Sunday, July 8, 2012

OUR EMPTY CASTLE


It was a mad, mad, mad week here, full of FULL, full of hugs and giggles and screeches and running and endless, endless snacks.   The days were packed cram-bag with every game and toy and book and story and in and out the house had to offer, and I’m still brimful myself, with all the fun and the TIRED.

I cannot tell you how wonderful and exhausting it was.


I’ve slept fourteen-hour-nights the past two days, and feel as if I’m recovering from an ecstatic illness---sore to my bones and still without a thought to my name.  The house is in fair repair, for I made sure to have the dishes done, the laundry finished, and our bed made up fresh, for I knew I’d collapse the minute we got back from taking the children to their other grandparents.



Neither bedroom door upstairs has been opened, for I don’t intend to do any bed-changing or cleaning until this oppressive heat subsides.   Besides, if I don’t go LOOK, perhaps all those pillow-pets and snuggles and needfuls and dropped shoes will still BE there, and there will be more time, more time.

Looking around at the slight disarray---the few mis-matched bits of art and toys and cameras and sweets still on the dining table, the couple of dishes in the sink, the kitchen counter with its peanut butter and cereal boxes, I’m comforted in facing the let-down of the small, enormous absences.

I’ve thought a couple of times in the past few days of a house I saw once, and I don’t know why those images still crop up---I'd driven with a friend WAY down into MS to pick up her niece, for friend’s Mother had broken her hip, and needed assistance.    I’d only met the niece and her mother in my own territory, and so was astonished that two grown women could live in such a state as their house was in.

I don’t remember a scent, which would have certainly been expected, for such a chaos of take-out containers and fast-food wrappers attested to their days and months of casual neglect.   Trash bags ringed around the room to the windowsills, like sandbags for a flood.   I thought that since they knew we were coming, and it was about a four-hour drive, perhaps they'd had time to pick up/scrape up everything on the floor, either in our honor or for pride’s sake.

That still wouldn’t account for the dozens of Col. Sanders buckets, or five ashtrays overflowed into the dust under one long-legged bed,  or the extra-large-size pizza boxes stacked head-high in one corner, like a cardboard chiffarobe. 

  I’ll never know if the scene was better or worse than usual, and that tiny, haunting jangle of a memory still surfaces at odd times, when I look around at the messy state of my own home---by comparison, I guess my unkempt is Martha Stewart.

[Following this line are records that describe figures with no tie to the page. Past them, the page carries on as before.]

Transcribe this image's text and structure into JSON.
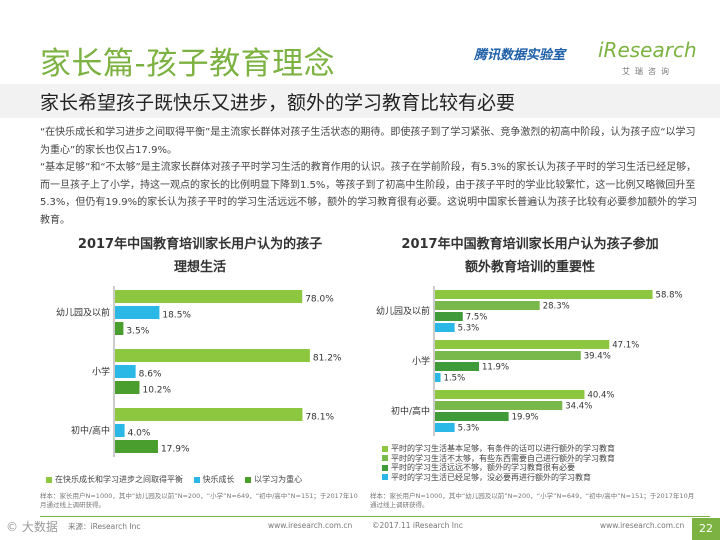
{
  "header": {
    "title": "家长篇-孩子教育理念",
    "brand_tencent": "腾讯数据实验室",
    "brand_iresearch": "iResearch",
    "brand_iresearch_sub": "艾瑞咨询",
    "subtitle": "家长希望孩子既快乐又进步，额外的学习教育比较有必要"
  },
  "body": {
    "paragraph1": "“在快乐成长和学习进步之间取得平衡”是主流家长群体对孩子生活状态的期待。即使孩子到了学习紧张、竞争激烈的初高中阶段，认为孩子应“以学习为重心”的家长也仅占17.9%。",
    "paragraph2": "“基本足够”和“不太够”是主流家长群体对孩子平时学习生活的教育作用的认识。孩子在学前阶段，有5.3%的家长认为孩子平时的学习生活已经足够，而一旦孩子上了小学，持这一观点的家长的比例明显下降到1.5%，等孩子到了初高中生阶段，由于孩子平时的学业比较繁忙，这一比例又略微回升至5.3%，但仍有19.9%的家长认为孩子平时的学习生活远远不够，额外的学习教育很有必要。这说明中国家长普遍认为孩子比较有必要参加额外的学习教育。"
  },
  "chart_data": [
    {
      "type": "bar",
      "orientation": "horizontal",
      "title_line1": "2017年中国教育培训家长用户认为的孩子",
      "title_line2": "理想生活",
      "categories": [
        "幼儿园及以前",
        "小学",
        "初中/高中"
      ],
      "series": [
        {
          "name": "在快乐成长和学习进步之间取得平衡",
          "color": "#8dc63f",
          "values": [
            78.0,
            81.2,
            78.1
          ]
        },
        {
          "name": "快乐成长",
          "color": "#2bb8e6",
          "values": [
            18.5,
            8.6,
            4.0
          ]
        },
        {
          "name": "以学习为重心",
          "color": "#4a9e2e",
          "values": [
            3.5,
            10.2,
            17.9
          ]
        }
      ],
      "value_labels": [
        [
          "78.0%",
          "18.5%",
          "3.5%"
        ],
        [
          "81.2%",
          "8.6%",
          "10.2%"
        ],
        [
          "78.1%",
          "4.0%",
          "17.9%"
        ]
      ],
      "xlim": [
        0,
        100
      ],
      "note": "样本：家长用户N=1000，其中“幼儿园及以前”N=200，“小学”N=649，“初中/高中”N=151；于2017年10月通过线上调研获得。"
    },
    {
      "type": "bar",
      "orientation": "horizontal",
      "title_line1": "2017年中国教育培训家长用户认为孩子参加",
      "title_line2": "额外教育培训的重要性",
      "categories": [
        "幼儿园及以前",
        "小学",
        "初中/高中"
      ],
      "series": [
        {
          "name": "平时的学习生活基本足够，有条件的话可以进行额外的学习教育",
          "color": "#8dc63f",
          "values": [
            58.8,
            47.1,
            40.4
          ]
        },
        {
          "name": "平时的学习生活不太够，有些东西需要自己进行额外的学习教育",
          "color": "#79b94c",
          "values": [
            28.3,
            39.4,
            34.4
          ]
        },
        {
          "name": "平时的学习生活远远不够，额外的学习教育很有必要",
          "color": "#3f9a3a",
          "values": [
            7.5,
            11.9,
            19.9
          ]
        },
        {
          "name": "平时的学习生活已经足够，没必要再进行额外的学习教育",
          "color": "#2bb8e6",
          "values": [
            5.3,
            1.5,
            5.3
          ]
        }
      ],
      "value_labels": [
        [
          "58.8%",
          "28.3%",
          "7.5%",
          "5.3%"
        ],
        [
          "47.1%",
          "39.4%",
          "11.9%",
          "1.5%"
        ],
        [
          "40.4%",
          "34.4%",
          "19.9%",
          "5.3%"
        ]
      ],
      "xlim": [
        0,
        100
      ],
      "note": "样本：家长用户N=1000，其中“幼儿园及以前”N=200，“小学”N=649，“初中/高中”N=151；于2017年10月通过线上调研获得。"
    }
  ],
  "footer": {
    "source_left": "来源：iResearch Inc",
    "url_left": "www.iresearch.com.cn",
    "copyright_right": "©2017.11 iResearch Inc",
    "url_right": "www.iresearch.com.cn",
    "page_number": "22",
    "watermark": "© 大数据"
  }
}
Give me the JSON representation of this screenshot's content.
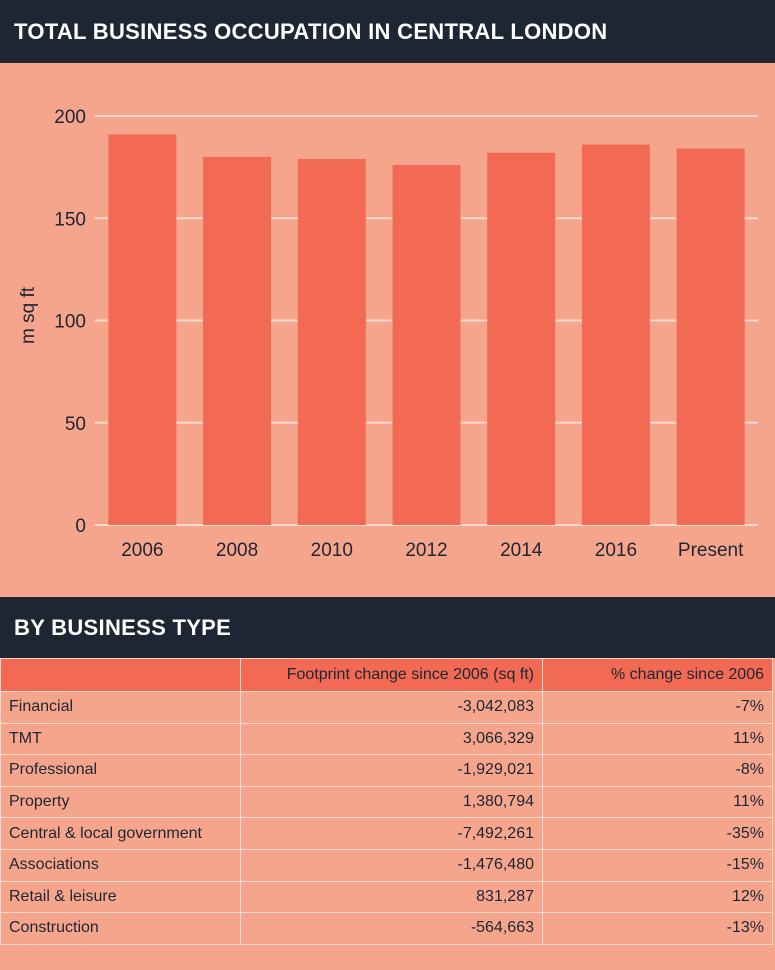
{
  "chart_title": "TOTAL BUSINESS OCCUPATION IN CENTRAL LONDON",
  "table_title": "BY BUSINESS TYPE",
  "chart_data": {
    "type": "bar",
    "title": "TOTAL BUSINESS OCCUPATION IN CENTRAL LONDON",
    "categories": [
      "2006",
      "2008",
      "2010",
      "2012",
      "2014",
      "2016",
      "Present"
    ],
    "values": [
      191,
      180,
      179,
      176,
      182,
      186,
      184
    ],
    "xlabel": "",
    "ylabel": "m sq ft",
    "ylim": [
      0,
      200
    ],
    "yticks": [
      0,
      50,
      100,
      150,
      200
    ],
    "grid": true,
    "bar_color": "#f26a53",
    "grid_color": "#fbd9cc"
  },
  "table": {
    "columns": [
      "",
      "Footprint change since 2006 (sq ft)",
      "% change since 2006"
    ],
    "rows": [
      [
        "Financial",
        "-3,042,083",
        "-7%"
      ],
      [
        "TMT",
        "3,066,329",
        "11%"
      ],
      [
        "Professional",
        "-1,929,021",
        "-8%"
      ],
      [
        "Property",
        "1,380,794",
        "11%"
      ],
      [
        "Central & local government",
        "-7,492,261",
        "-35%"
      ],
      [
        "Associations",
        "-1,476,480",
        "-15%"
      ],
      [
        "Retail & leisure",
        "831,287",
        "12%"
      ],
      [
        "Construction",
        "-564,663",
        "-13%"
      ]
    ]
  },
  "colors": {
    "background": "#f6a58d",
    "header_bg": "#1e2633",
    "accent": "#f26a53"
  }
}
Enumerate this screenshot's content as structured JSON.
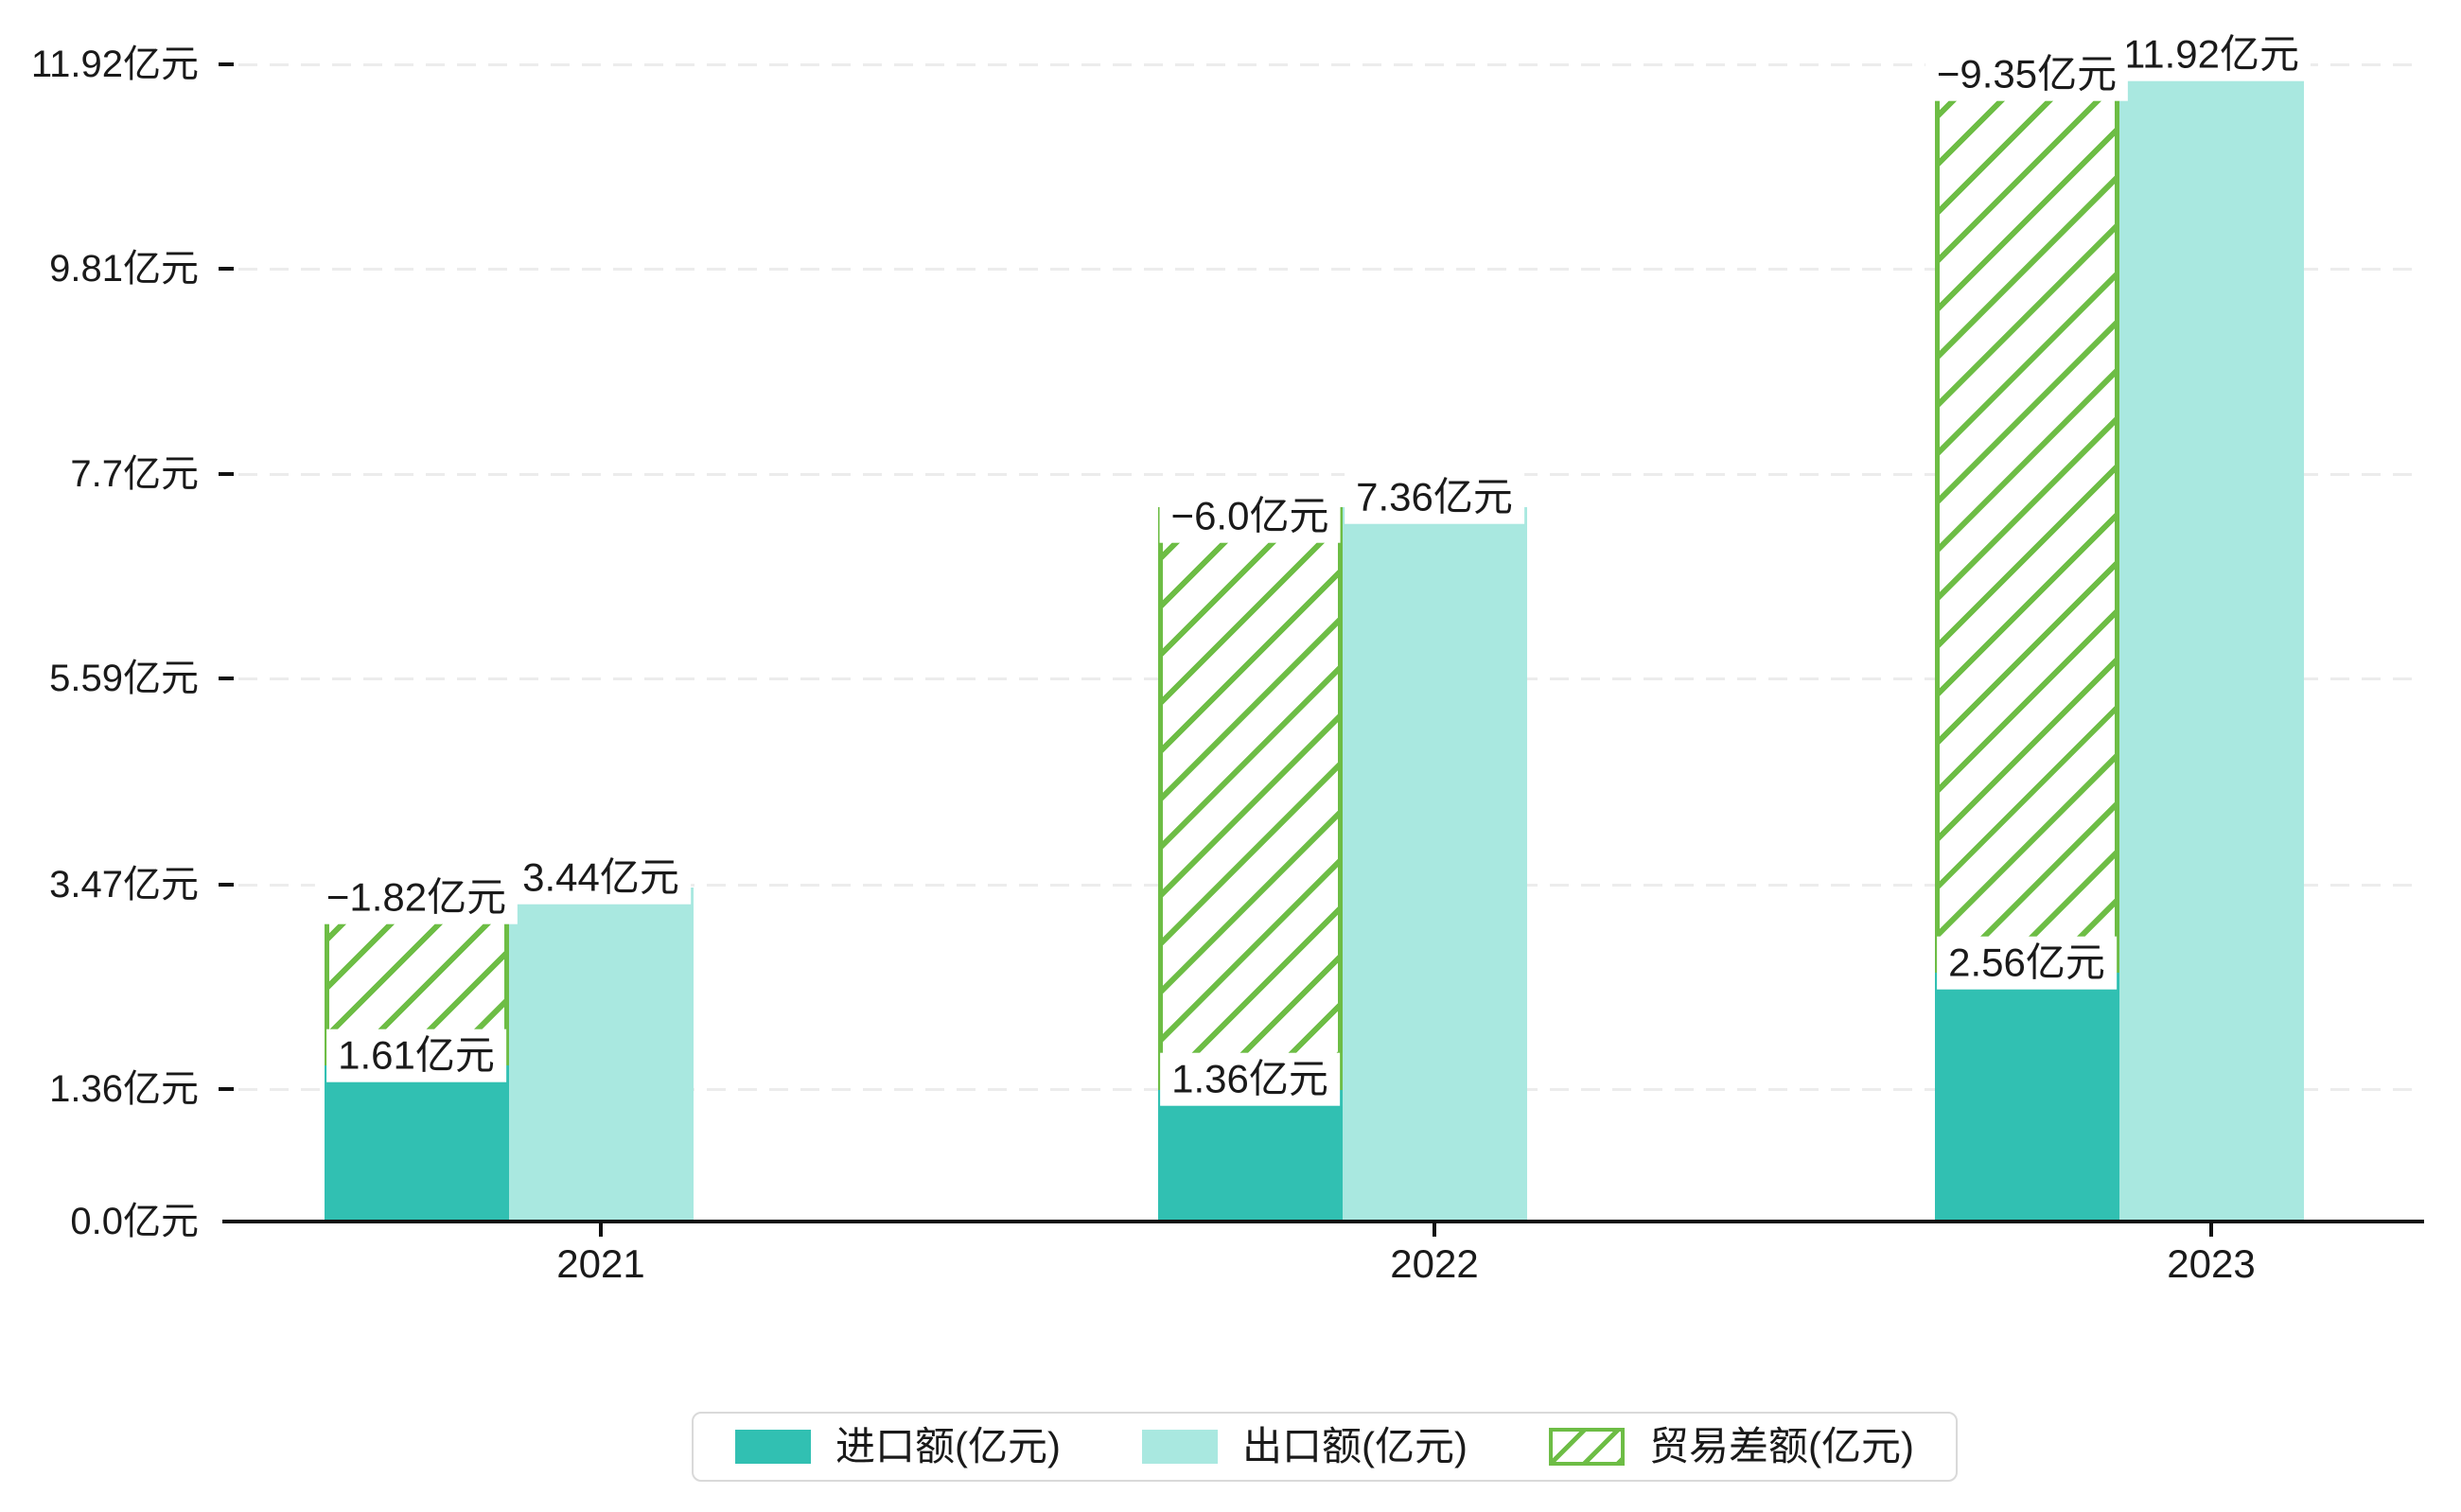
{
  "chart_data": {
    "type": "bar",
    "title": "",
    "unit": "亿元",
    "categories": [
      "2021",
      "2022",
      "2023"
    ],
    "series": [
      {
        "name": "进口额(亿元)",
        "role": "import",
        "values": [
          1.61,
          1.36,
          2.56
        ],
        "labels": [
          "1.61亿元",
          "1.36亿元",
          "2.56亿元"
        ],
        "color": "#31c0b2"
      },
      {
        "name": "出口额(亿元)",
        "role": "export",
        "values": [
          3.44,
          7.36,
          11.92
        ],
        "labels": [
          "3.44亿元",
          "7.36亿元",
          "11.92亿元"
        ],
        "color": "#a9e8e0"
      },
      {
        "name": "贸易差额(亿元)",
        "role": "trade-balance",
        "style": "hatched-floating-bar-from-import-top-to-export-top",
        "values": [
          -1.82,
          -6.0,
          -9.35
        ],
        "labels": [
          "−1.82亿元",
          "−6.0亿元",
          "−9.35亿元"
        ],
        "color": "#6dbd45"
      }
    ],
    "y_axis": {
      "range": [
        0,
        11.92
      ],
      "grid": "dashed",
      "ticks": [
        {
          "value": 0,
          "label": "0.0亿元"
        },
        {
          "value": 1.36,
          "label": "1.36亿元"
        },
        {
          "value": 3.47,
          "label": "3.47亿元"
        },
        {
          "value": 5.59,
          "label": "5.59亿元"
        },
        {
          "value": 7.7,
          "label": "7.7亿元"
        },
        {
          "value": 9.81,
          "label": "9.81亿元"
        },
        {
          "value": 11.92,
          "label": "11.92亿元"
        }
      ]
    },
    "legend": {
      "position": "bottom",
      "items": [
        "进口额(亿元)",
        "出口额(亿元)",
        "贸易差额(亿元)"
      ]
    }
  },
  "colors": {
    "import_bar": "#31c0b2",
    "export_bar": "#a9e8e0",
    "balance_hatch": "#6dbd45",
    "gridline": "#ececec",
    "axis": "#111111",
    "label_text": "#1a1a1a",
    "legend_border": "#d9d9d9",
    "background": "#ffffff"
  }
}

   So today I’m grasshoppering the day away, as I have since that last car-door slammed and we waved our goodbyes after such a full week.

I’ve wandered WAY off track, as usual---that's just the state of my jumbled mind.  Of our week and our doings, from towering castles and fruit stacks to sprinkle-yells and swallowed princesses, moiré non.
 

4 comments:

  1. If you're like me, I have a split personality when family/friends leave after a visit - part of me is full of tears and part of me if doing a high five that YES I have my house back. LOL I like your idea of keeping the doors closed until later....

    Hugs,
    Kat

    ReplyDelete
  2. I have been keeping my grandson some this summer and on the days he is here, I do nothing! Well no housework that is-it takes all of my energy to entertain and keep one eye on him. In the afternoon when he leaves, I just sit and enjoy the silence for a while-and then the dogs and I pile up on the sofa for a much needed nap!

    ReplyDelete
  3. "...more time, more time" - that gave me prickers in my eyes, my friend!

    I admit to sometimes watching
    'Hoarders' just to feel better about my house. It isn't working this week.

    ReplyDelete
  4. After spending a week in the mountains with our little ones, I can relate to your keeping your doors shut to hold on to all the sweet memories just a little longer. I can still hear Avery Grace's laughter and Maddox's baby babblings and cherish the time spent with my family ... and wonder where the time went. And how my heart longed all week ... for "more time, more time."

    I loved reading about your adventures with yours, and I know they will always hold a special place in their hearts, as well as yours.